The roof is closing in. It's two hundred feet away. It's a hundred feet away. It's...not there anymore. Huh. There's a roof, but it's not the roof.
“Hello, Princess Adaliah,” an all too familiar voice says. “Were you going somewhere?”
I turn towards Hope, flanked by Void and a very bored looking Jarvis. Son of bitch, I was right! Bastard space warped me right into the room I just wrecked a few minutes ago.
Void is suppressing my powers, which fortunately means the panicked terror I was feeling is gone. That was very mildly embarrassing now that I'm thinking about it, so how about we pretend I wasn't running for my life?
“Don't suppose you would believe that I was just going for a midnight fly around the city?” I ask earnestly.

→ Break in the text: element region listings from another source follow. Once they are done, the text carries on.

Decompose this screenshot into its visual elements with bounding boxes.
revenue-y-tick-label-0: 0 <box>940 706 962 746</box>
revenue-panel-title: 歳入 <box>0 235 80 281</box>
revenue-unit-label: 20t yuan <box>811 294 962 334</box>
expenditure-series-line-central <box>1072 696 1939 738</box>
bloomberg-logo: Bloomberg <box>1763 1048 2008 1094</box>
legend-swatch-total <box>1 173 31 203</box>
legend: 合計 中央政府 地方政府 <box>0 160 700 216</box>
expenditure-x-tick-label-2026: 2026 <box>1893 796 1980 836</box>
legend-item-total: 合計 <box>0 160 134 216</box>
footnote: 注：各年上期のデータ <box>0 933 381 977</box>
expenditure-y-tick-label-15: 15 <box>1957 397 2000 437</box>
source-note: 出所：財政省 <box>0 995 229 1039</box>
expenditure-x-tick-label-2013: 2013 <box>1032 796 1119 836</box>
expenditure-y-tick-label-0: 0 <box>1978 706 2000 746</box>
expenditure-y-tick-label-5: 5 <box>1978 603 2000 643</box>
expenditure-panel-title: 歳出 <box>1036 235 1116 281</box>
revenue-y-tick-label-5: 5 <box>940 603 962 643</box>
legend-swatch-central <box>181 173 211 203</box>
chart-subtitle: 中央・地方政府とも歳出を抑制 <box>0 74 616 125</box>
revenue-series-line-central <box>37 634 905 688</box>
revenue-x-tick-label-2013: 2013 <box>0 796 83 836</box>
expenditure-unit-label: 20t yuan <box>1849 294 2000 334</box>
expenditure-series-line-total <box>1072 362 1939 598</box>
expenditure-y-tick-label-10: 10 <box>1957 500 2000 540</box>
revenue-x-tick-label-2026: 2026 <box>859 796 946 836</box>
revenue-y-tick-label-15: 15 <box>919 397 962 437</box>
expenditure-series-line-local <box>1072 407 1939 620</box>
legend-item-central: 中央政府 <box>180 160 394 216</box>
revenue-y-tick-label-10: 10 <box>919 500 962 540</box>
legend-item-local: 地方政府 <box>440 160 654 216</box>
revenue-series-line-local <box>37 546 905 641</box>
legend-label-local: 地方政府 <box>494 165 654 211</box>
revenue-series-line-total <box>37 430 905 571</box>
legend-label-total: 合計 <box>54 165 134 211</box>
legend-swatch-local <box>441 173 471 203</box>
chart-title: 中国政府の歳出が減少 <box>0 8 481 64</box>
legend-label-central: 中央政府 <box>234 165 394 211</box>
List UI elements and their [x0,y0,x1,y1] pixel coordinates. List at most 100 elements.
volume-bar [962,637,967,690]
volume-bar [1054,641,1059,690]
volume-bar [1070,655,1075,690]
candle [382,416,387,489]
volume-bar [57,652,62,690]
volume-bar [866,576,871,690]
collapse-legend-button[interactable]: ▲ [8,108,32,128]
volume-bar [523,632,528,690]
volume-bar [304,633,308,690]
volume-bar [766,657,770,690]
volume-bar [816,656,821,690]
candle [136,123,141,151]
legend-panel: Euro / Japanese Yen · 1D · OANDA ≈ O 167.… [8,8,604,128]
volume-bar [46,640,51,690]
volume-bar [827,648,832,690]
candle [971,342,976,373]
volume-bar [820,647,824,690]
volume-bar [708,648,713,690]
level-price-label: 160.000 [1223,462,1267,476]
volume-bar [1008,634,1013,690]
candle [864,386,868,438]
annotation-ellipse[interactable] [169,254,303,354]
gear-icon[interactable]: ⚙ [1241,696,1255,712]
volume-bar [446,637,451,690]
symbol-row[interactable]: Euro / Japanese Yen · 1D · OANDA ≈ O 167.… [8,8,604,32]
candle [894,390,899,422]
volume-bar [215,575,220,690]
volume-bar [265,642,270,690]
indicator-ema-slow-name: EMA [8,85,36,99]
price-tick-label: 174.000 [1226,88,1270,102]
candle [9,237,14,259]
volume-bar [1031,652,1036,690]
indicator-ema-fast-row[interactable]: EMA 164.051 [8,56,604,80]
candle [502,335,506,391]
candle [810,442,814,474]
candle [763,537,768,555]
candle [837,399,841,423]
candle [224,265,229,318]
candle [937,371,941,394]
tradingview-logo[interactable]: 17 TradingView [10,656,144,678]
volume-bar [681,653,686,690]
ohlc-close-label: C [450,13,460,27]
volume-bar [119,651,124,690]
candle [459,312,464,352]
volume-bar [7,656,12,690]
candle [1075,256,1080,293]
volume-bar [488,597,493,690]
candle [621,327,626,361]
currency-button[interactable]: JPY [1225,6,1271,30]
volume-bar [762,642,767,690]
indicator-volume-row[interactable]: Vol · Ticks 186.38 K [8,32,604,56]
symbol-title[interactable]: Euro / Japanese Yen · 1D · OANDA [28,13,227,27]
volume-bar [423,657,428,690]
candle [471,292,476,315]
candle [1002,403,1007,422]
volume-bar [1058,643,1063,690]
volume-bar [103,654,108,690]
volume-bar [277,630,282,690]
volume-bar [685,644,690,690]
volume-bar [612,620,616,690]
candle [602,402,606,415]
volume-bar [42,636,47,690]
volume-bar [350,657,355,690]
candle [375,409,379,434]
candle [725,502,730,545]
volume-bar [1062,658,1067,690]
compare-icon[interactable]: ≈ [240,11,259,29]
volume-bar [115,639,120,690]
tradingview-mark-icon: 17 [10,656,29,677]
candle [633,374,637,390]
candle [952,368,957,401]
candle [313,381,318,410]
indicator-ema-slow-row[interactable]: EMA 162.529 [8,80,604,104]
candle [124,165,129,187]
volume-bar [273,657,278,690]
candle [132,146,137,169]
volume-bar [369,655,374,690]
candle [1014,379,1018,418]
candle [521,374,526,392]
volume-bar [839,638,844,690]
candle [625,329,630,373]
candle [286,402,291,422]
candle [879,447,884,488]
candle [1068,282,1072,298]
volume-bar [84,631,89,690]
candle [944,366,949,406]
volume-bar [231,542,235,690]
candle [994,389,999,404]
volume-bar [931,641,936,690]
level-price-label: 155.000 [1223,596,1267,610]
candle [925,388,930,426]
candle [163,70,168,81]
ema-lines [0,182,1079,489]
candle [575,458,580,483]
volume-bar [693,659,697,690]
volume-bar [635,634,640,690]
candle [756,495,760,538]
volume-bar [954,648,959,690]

“I'm afraid not, Princess,” Hope says softly. She is incredibly poised, a piece of living art herself, superficially much more beautiful than the terrors she created. I'd say she's uglier on the inside, but she didn't leave much of what was inside her victims to the imagination and that was all terrible too.
If she feels any anger over what I've done it does not comes through in her demeanor. She walks over to me, almost a foot taller than I am, and gently caresses my cheek. To the extent that I'm able to desire anything right now, I wish I still had the ability to punch through her fucking face.
“My dearest Olivia, it seems I have lost many friends tonight. I'm not sure how they've disappeared, but I think I will need more. And we have had such great fun these past few days. Wouldn't you just love to be my friend?” She smiles at me widely, a genuineness in her voice that is spectacularly disturbing considering the scalpel she's holding in her other hand.